Treat your scalp like you treat your face.

The rumor that's been floating around for a while now—that your hair is healthier the less you wash it—is a myth. "Your scalp is an extension of the skin on your forehead, and, like any skin, it sweats, it produces oil and sheds dead skin cells," Kingsley says. "These secretions, along with environmental pollution, collect on your hair, so if you shampoo infrequently, your hair will likely be dull and coated. You don't have to scrub your hair to clean it—gently massage shampoo into your scalp for a minute and rinse well." The myth stems from the fact that decades ago, shampoos contained harsh, damaging soap detergents, but most sold now are soapless and contain moisturizing ingredients.


Use concentrated treatments.

Add a few additional products into your standard shampoo-and-conditioner regimen. The first should be for your scalp, like a toner or exfoliating mask. Philip Kingsley Scalp Toner can be used daily to absorb excess oil and prevent bacteria growth, while, used weekly, Aesop Rose Hair & Scalp Moisturizing Masque prevents dryness. Then add in a pre-shampoo wash a few times per week to strengthen strands and prevent breakage. (Philip Kingsley made one called The Elasticizer specifically for his client Audrey Hepburn.) A moisturizing hair mask—especially if you have color-treated hair—will work wonders in adding instant shine and softness. 


Lay off the heat tools.

Let your hair air dry as often as you can during your engagement. "Hair doesn't have nerve endings, so it's not always obvious when you're damaging it," Kingsley says. "High heat can rapidly deplete the hair of moisture, causing brittleness and breakage." When you do dry your hair, make sure to use a heat-protectant spray, like Tresemme Thermal Creations Protective Spray Heat Tamer, and hold the dryer half an arm's length away so the heat isn't too concentrated.

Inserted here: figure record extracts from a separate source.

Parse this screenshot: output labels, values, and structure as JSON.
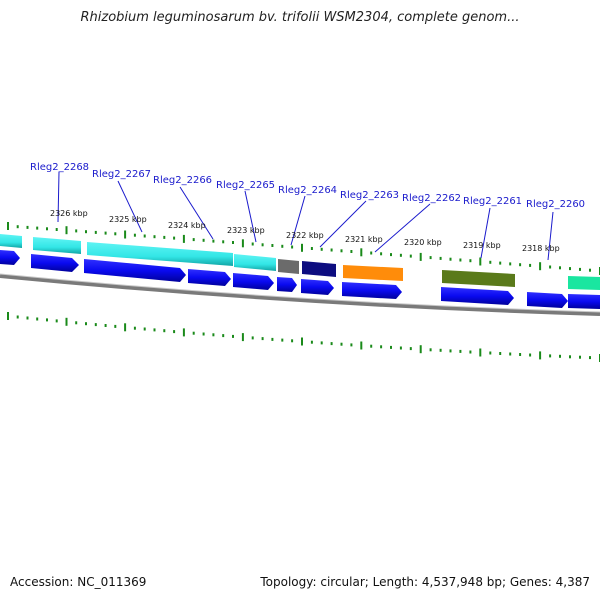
{
  "title": "Rhizobium leguminosarum bv. trifolii WSM2304, complete genom...",
  "footer": {
    "accession": "Accession: NC_011369",
    "summary": "Topology: circular; Length: 4,537,948 bp; Genes: 4,387"
  },
  "scale_ticks": [
    "2326 kbp",
    "2325 kbp",
    "2324 kbp",
    "2323 kbp",
    "2322 kbp",
    "2321 kbp",
    "2320 kbp",
    "2319 kbp",
    "2318 kbp"
  ],
  "genes": [
    {
      "name": "Rleg2_2268",
      "color": "#1a1acc"
    },
    {
      "name": "Rleg2_2267",
      "color": "#1a1acc"
    },
    {
      "name": "Rleg2_2266",
      "color": "#1a1acc"
    },
    {
      "name": "Rleg2_2265",
      "color": "#1a1acc"
    },
    {
      "name": "Rleg2_2264",
      "color": "#1a1acc"
    },
    {
      "name": "Rleg2_2263",
      "color": "#1a1acc"
    },
    {
      "name": "Rleg2_2262",
      "color": "#1a1acc"
    },
    {
      "name": "Rleg2_2261",
      "color": "#1a1acc"
    },
    {
      "name": "Rleg2_2260",
      "color": "#1a1acc"
    }
  ],
  "colors": {
    "cds": "#0a0af0",
    "cyan": "#33e6e6",
    "navy": "#0d0d80",
    "gray": "#6b6b6b",
    "orange": "#ff8c0a",
    "olive": "#5a7a1a",
    "teal": "#1ae6a0",
    "tick": "#1a8a1a",
    "backbone": "#7a7a7a"
  }
}
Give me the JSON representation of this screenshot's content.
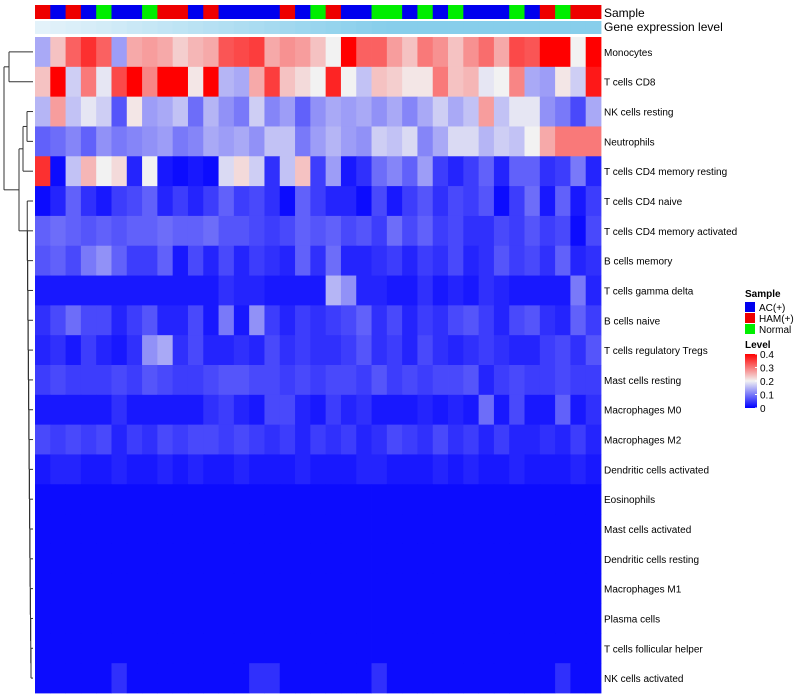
{
  "chart_data": {
    "type": "heatmap",
    "title": "",
    "annotation_tracks": [
      "Sample",
      "Gene expression level"
    ],
    "sample_groups": [
      "AC(+)",
      "HAM(+)",
      "Normal"
    ],
    "sample_group_colors": {
      "AC(+)": "#0000ee",
      "HAM(+)": "#ee0000",
      "Normal": "#00ee00"
    },
    "sample_sequence": [
      1,
      0,
      1,
      0,
      2,
      0,
      0,
      2,
      1,
      1,
      0,
      1,
      0,
      0,
      0,
      0,
      1,
      0,
      2,
      1,
      0,
      0,
      2,
      2,
      0,
      2,
      0,
      2,
      0,
      0,
      0,
      2,
      0,
      1,
      2,
      1,
      1
    ],
    "gene_expression_track_colors": [
      "#e3f2fa",
      "#87ceeb"
    ],
    "rows": [
      "Monocytes",
      "T cells CD8",
      "NK cells resting",
      "Neutrophils",
      "T cells CD4 memory resting",
      "T cells CD4 naive",
      "T cells CD4 memory activated",
      "B cells memory",
      "T cells gamma delta",
      "B cells naive",
      "T cells regulatory  Tregs",
      "Mast cells resting",
      "Macrophages M0",
      "Macrophages M2",
      "Dendritic cells activated",
      "Eosinophils",
      "Mast cells activated",
      "Dendritic cells resting",
      "Macrophages M1",
      "Plasma cells",
      "T cells follicular helper",
      "NK cells activated"
    ],
    "values": [
      [
        0.14,
        0.24,
        0.32,
        0.36,
        0.32,
        0.13,
        0.26,
        0.27,
        0.26,
        0.23,
        0.25,
        0.26,
        0.33,
        0.34,
        0.35,
        0.26,
        0.28,
        0.27,
        0.24,
        0.2,
        0.42,
        0.32,
        0.32,
        0.27,
        0.24,
        0.3,
        0.28,
        0.24,
        0.28,
        0.31,
        0.26,
        0.34,
        0.33,
        0.43,
        0.43,
        0.2,
        0.41
      ],
      [
        0.24,
        0.41,
        0.17,
        0.3,
        0.19,
        0.34,
        0.44,
        0.29,
        0.42,
        0.43,
        0.21,
        0.42,
        0.15,
        0.14,
        0.26,
        0.35,
        0.24,
        0.22,
        0.2,
        0.37,
        0.2,
        0.16,
        0.24,
        0.23,
        0.21,
        0.21,
        0.3,
        0.24,
        0.25,
        0.19,
        0.2,
        0.29,
        0.14,
        0.13,
        0.21,
        0.17,
        0.38
      ],
      [
        0.15,
        0.27,
        0.16,
        0.19,
        0.17,
        0.07,
        0.21,
        0.13,
        0.14,
        0.16,
        0.09,
        0.15,
        0.12,
        0.1,
        0.17,
        0.11,
        0.13,
        0.08,
        0.12,
        0.14,
        0.13,
        0.14,
        0.12,
        0.14,
        0.11,
        0.14,
        0.17,
        0.14,
        0.16,
        0.27,
        0.16,
        0.19,
        0.19,
        0.12,
        0.1,
        0.06,
        0.14
      ],
      [
        0.08,
        0.09,
        0.11,
        0.08,
        0.12,
        0.1,
        0.11,
        0.12,
        0.13,
        0.1,
        0.11,
        0.14,
        0.13,
        0.14,
        0.12,
        0.16,
        0.16,
        0.1,
        0.13,
        0.15,
        0.13,
        0.12,
        0.17,
        0.16,
        0.18,
        0.11,
        0.14,
        0.18,
        0.18,
        0.15,
        0.17,
        0.16,
        0.2,
        0.26,
        0.3,
        0.3,
        0.3
      ],
      [
        0.36,
        0.01,
        0.16,
        0.25,
        0.2,
        0.22,
        0.03,
        0.2,
        0.02,
        0.01,
        0.02,
        0.01,
        0.18,
        0.22,
        0.17,
        0.04,
        0.16,
        0.24,
        0.05,
        0.13,
        0.02,
        0.04,
        0.09,
        0.11,
        0.08,
        0.13,
        0.05,
        0.03,
        0.05,
        0.08,
        0.03,
        0.08,
        0.08,
        0.04,
        0.05,
        0.1,
        0.03
      ],
      [
        0.01,
        0.03,
        0.08,
        0.04,
        0.02,
        0.05,
        0.06,
        0.08,
        0.03,
        0.05,
        0.03,
        0.05,
        0.08,
        0.05,
        0.06,
        0.04,
        0.01,
        0.08,
        0.05,
        0.03,
        0.03,
        0.01,
        0.06,
        0.02,
        0.05,
        0.07,
        0.04,
        0.06,
        0.05,
        0.07,
        0.01,
        0.05,
        0.09,
        0.02,
        0.08,
        0.02,
        0.05
      ],
      [
        0.08,
        0.09,
        0.08,
        0.07,
        0.08,
        0.07,
        0.08,
        0.08,
        0.09,
        0.08,
        0.08,
        0.09,
        0.07,
        0.07,
        0.06,
        0.05,
        0.06,
        0.08,
        0.07,
        0.08,
        0.06,
        0.07,
        0.05,
        0.09,
        0.06,
        0.08,
        0.05,
        0.06,
        0.04,
        0.04,
        0.06,
        0.05,
        0.07,
        0.05,
        0.06,
        0.01,
        0.06
      ],
      [
        0.07,
        0.08,
        0.06,
        0.1,
        0.12,
        0.08,
        0.05,
        0.05,
        0.08,
        0.02,
        0.06,
        0.03,
        0.06,
        0.03,
        0.05,
        0.04,
        0.03,
        0.08,
        0.04,
        0.09,
        0.03,
        0.03,
        0.04,
        0.05,
        0.03,
        0.05,
        0.04,
        0.06,
        0.03,
        0.04,
        0.07,
        0.05,
        0.06,
        0.04,
        0.08,
        0.03,
        0.04
      ],
      [
        0.02,
        0.02,
        0.02,
        0.02,
        0.02,
        0.02,
        0.02,
        0.02,
        0.02,
        0.02,
        0.02,
        0.02,
        0.04,
        0.03,
        0.03,
        0.02,
        0.02,
        0.02,
        0.02,
        0.15,
        0.12,
        0.03,
        0.03,
        0.02,
        0.02,
        0.04,
        0.02,
        0.03,
        0.02,
        0.04,
        0.03,
        0.02,
        0.02,
        0.02,
        0.02,
        0.1,
        0.03
      ],
      [
        0.04,
        0.06,
        0.09,
        0.06,
        0.06,
        0.03,
        0.05,
        0.07,
        0.03,
        0.03,
        0.06,
        0.02,
        0.1,
        0.02,
        0.12,
        0.05,
        0.03,
        0.05,
        0.04,
        0.05,
        0.06,
        0.08,
        0.04,
        0.06,
        0.03,
        0.05,
        0.04,
        0.06,
        0.07,
        0.05,
        0.03,
        0.06,
        0.07,
        0.04,
        0.03,
        0.08,
        0.05
      ],
      [
        0.03,
        0.04,
        0.02,
        0.05,
        0.03,
        0.02,
        0.04,
        0.12,
        0.14,
        0.04,
        0.06,
        0.03,
        0.03,
        0.04,
        0.03,
        0.06,
        0.04,
        0.05,
        0.04,
        0.04,
        0.05,
        0.07,
        0.04,
        0.05,
        0.03,
        0.06,
        0.04,
        0.03,
        0.04,
        0.05,
        0.04,
        0.03,
        0.03,
        0.05,
        0.06,
        0.04,
        0.07
      ],
      [
        0.05,
        0.06,
        0.05,
        0.05,
        0.05,
        0.06,
        0.05,
        0.07,
        0.06,
        0.05,
        0.05,
        0.06,
        0.07,
        0.07,
        0.06,
        0.06,
        0.05,
        0.06,
        0.05,
        0.06,
        0.06,
        0.05,
        0.07,
        0.05,
        0.06,
        0.05,
        0.06,
        0.06,
        0.07,
        0.03,
        0.05,
        0.06,
        0.05,
        0.05,
        0.06,
        0.05,
        0.05
      ],
      [
        0.02,
        0.02,
        0.02,
        0.02,
        0.02,
        0.04,
        0.02,
        0.02,
        0.02,
        0.02,
        0.02,
        0.04,
        0.05,
        0.03,
        0.02,
        0.06,
        0.06,
        0.03,
        0.02,
        0.05,
        0.03,
        0.04,
        0.02,
        0.02,
        0.02,
        0.03,
        0.02,
        0.03,
        0.02,
        0.09,
        0.02,
        0.06,
        0.02,
        0.02,
        0.08,
        0.02,
        0.04
      ],
      [
        0.06,
        0.05,
        0.06,
        0.05,
        0.06,
        0.03,
        0.05,
        0.04,
        0.06,
        0.05,
        0.06,
        0.06,
        0.05,
        0.06,
        0.05,
        0.04,
        0.05,
        0.03,
        0.05,
        0.04,
        0.05,
        0.03,
        0.04,
        0.06,
        0.05,
        0.04,
        0.06,
        0.04,
        0.05,
        0.03,
        0.05,
        0.03,
        0.03,
        0.04,
        0.03,
        0.05,
        0.03
      ],
      [
        0.02,
        0.03,
        0.03,
        0.02,
        0.02,
        0.03,
        0.02,
        0.02,
        0.03,
        0.02,
        0.03,
        0.02,
        0.02,
        0.03,
        0.02,
        0.02,
        0.02,
        0.03,
        0.02,
        0.02,
        0.02,
        0.03,
        0.03,
        0.02,
        0.02,
        0.02,
        0.03,
        0.02,
        0.03,
        0.02,
        0.02,
        0.03,
        0.02,
        0.02,
        0.02,
        0.03,
        0.02
      ],
      [
        0.01,
        0.01,
        0.01,
        0.01,
        0.01,
        0.01,
        0.01,
        0.01,
        0.01,
        0.01,
        0.01,
        0.01,
        0.01,
        0.01,
        0.01,
        0.01,
        0.01,
        0.01,
        0.01,
        0.01,
        0.01,
        0.01,
        0.01,
        0.01,
        0.01,
        0.01,
        0.01,
        0.01,
        0.01,
        0.01,
        0.01,
        0.01,
        0.01,
        0.01,
        0.01,
        0.01,
        0.01
      ],
      [
        0.01,
        0.01,
        0.01,
        0.01,
        0.01,
        0.01,
        0.01,
        0.01,
        0.01,
        0.01,
        0.01,
        0.01,
        0.01,
        0.01,
        0.01,
        0.01,
        0.01,
        0.01,
        0.01,
        0.01,
        0.01,
        0.01,
        0.01,
        0.01,
        0.01,
        0.01,
        0.01,
        0.01,
        0.01,
        0.01,
        0.01,
        0.01,
        0.01,
        0.01,
        0.01,
        0.01,
        0.01
      ],
      [
        0.01,
        0.01,
        0.01,
        0.01,
        0.01,
        0.01,
        0.01,
        0.01,
        0.01,
        0.01,
        0.01,
        0.01,
        0.01,
        0.01,
        0.01,
        0.01,
        0.01,
        0.01,
        0.01,
        0.01,
        0.01,
        0.01,
        0.01,
        0.01,
        0.01,
        0.01,
        0.01,
        0.01,
        0.01,
        0.01,
        0.01,
        0.01,
        0.01,
        0.01,
        0.01,
        0.01,
        0.01
      ],
      [
        0.01,
        0.01,
        0.01,
        0.01,
        0.01,
        0.01,
        0.01,
        0.01,
        0.01,
        0.01,
        0.01,
        0.01,
        0.01,
        0.01,
        0.01,
        0.01,
        0.01,
        0.01,
        0.01,
        0.01,
        0.01,
        0.01,
        0.01,
        0.01,
        0.01,
        0.01,
        0.01,
        0.01,
        0.01,
        0.01,
        0.01,
        0.01,
        0.01,
        0.01,
        0.01,
        0.01,
        0.01
      ],
      [
        0.01,
        0.01,
        0.01,
        0.01,
        0.01,
        0.01,
        0.01,
        0.01,
        0.01,
        0.01,
        0.01,
        0.01,
        0.01,
        0.01,
        0.01,
        0.01,
        0.01,
        0.01,
        0.01,
        0.01,
        0.01,
        0.01,
        0.01,
        0.01,
        0.01,
        0.01,
        0.01,
        0.01,
        0.01,
        0.01,
        0.01,
        0.01,
        0.01,
        0.01,
        0.01,
        0.01,
        0.01
      ],
      [
        0.01,
        0.01,
        0.01,
        0.01,
        0.01,
        0.01,
        0.01,
        0.01,
        0.01,
        0.01,
        0.01,
        0.01,
        0.01,
        0.01,
        0.01,
        0.01,
        0.01,
        0.01,
        0.01,
        0.01,
        0.01,
        0.01,
        0.01,
        0.01,
        0.01,
        0.01,
        0.01,
        0.01,
        0.01,
        0.01,
        0.01,
        0.01,
        0.01,
        0.01,
        0.01,
        0.01,
        0.01
      ],
      [
        0.01,
        0.01,
        0.01,
        0.01,
        0.01,
        0.04,
        0.01,
        0.01,
        0.01,
        0.01,
        0.01,
        0.01,
        0.01,
        0.01,
        0.04,
        0.04,
        0.01,
        0.01,
        0.01,
        0.01,
        0.01,
        0.01,
        0.04,
        0.01,
        0.01,
        0.01,
        0.01,
        0.01,
        0.01,
        0.01,
        0.01,
        0.01,
        0.01,
        0.01,
        0.04,
        0.01,
        0.01
      ]
    ],
    "color_scale": {
      "low": "#0000ff",
      "mid": "#f2f2f2",
      "high": "#ff0000",
      "range": [
        0,
        0.4
      ]
    },
    "legend": {
      "sample_title": "Sample",
      "level_title": "Level",
      "level_ticks": [
        "0.4",
        "0.3",
        "0.2",
        "0.1",
        "0"
      ],
      "position": "right"
    },
    "dendrogram": "rows"
  }
}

Kingsley says a gentle blow dry like this won't harm your hair if you stop when it's "just dry."


Related: Hairstylists Share the Summer's Biggest Bridal Hair Trends


Be gentle.

Don't expose your hair to anything that can cause breakage—this means sleeping on a silk or satin pillowcase, using fabric-covered hair ties, and choosing a brush with rounded, flexible plastic prongs. "Boar-bristle brushes can scratch the scalp and tear away section of the protective outer cuticle," Kingsley explains.


Eat a well-rounded diet.

Do not crash diet for your wedding. "When you deprive your body of food and nutrients, the first thing to suffer is your hair because it's a non-essential tissue," Kingsley says. "While hair is vastly important to us psychologically, physically we can survive without it, and so our body gives it last priority." Eating protein is key, she adds, since it makes up the main component of hair, and recommends choosing eggs, fish, poultry, lean meat, and low-fat cottage cheese because they contain all essential amino acids.


Iron is important to synthesize hair-cell protein; it's found most abundantly in red meat. "It's also found in dark, leafy greens, such as spinach, but it isn't present in the same amounts and is harder to absorb," Kingsley says. If you're a vegetarian or vegan, consider taking a daily iron supplement. Carbs are important, too, Kingsley says, as they provide easily accessible energy to growing hair cells. She recommends eating a complex carbohydrate with breakfast, lunch, and snacking on one between meals. (This could mean whole grain bread, brown rice; even sweet potatoes.)


Take time for yourself.

"Stress can, and often does, impact the hair growth cycle, making it important to incorporate 'me time' into your weekly routine," Kingsley says. She recommends yoga, Pilates, meditation, swimming—or any hobby that helps you destress amidst the wedding preparation.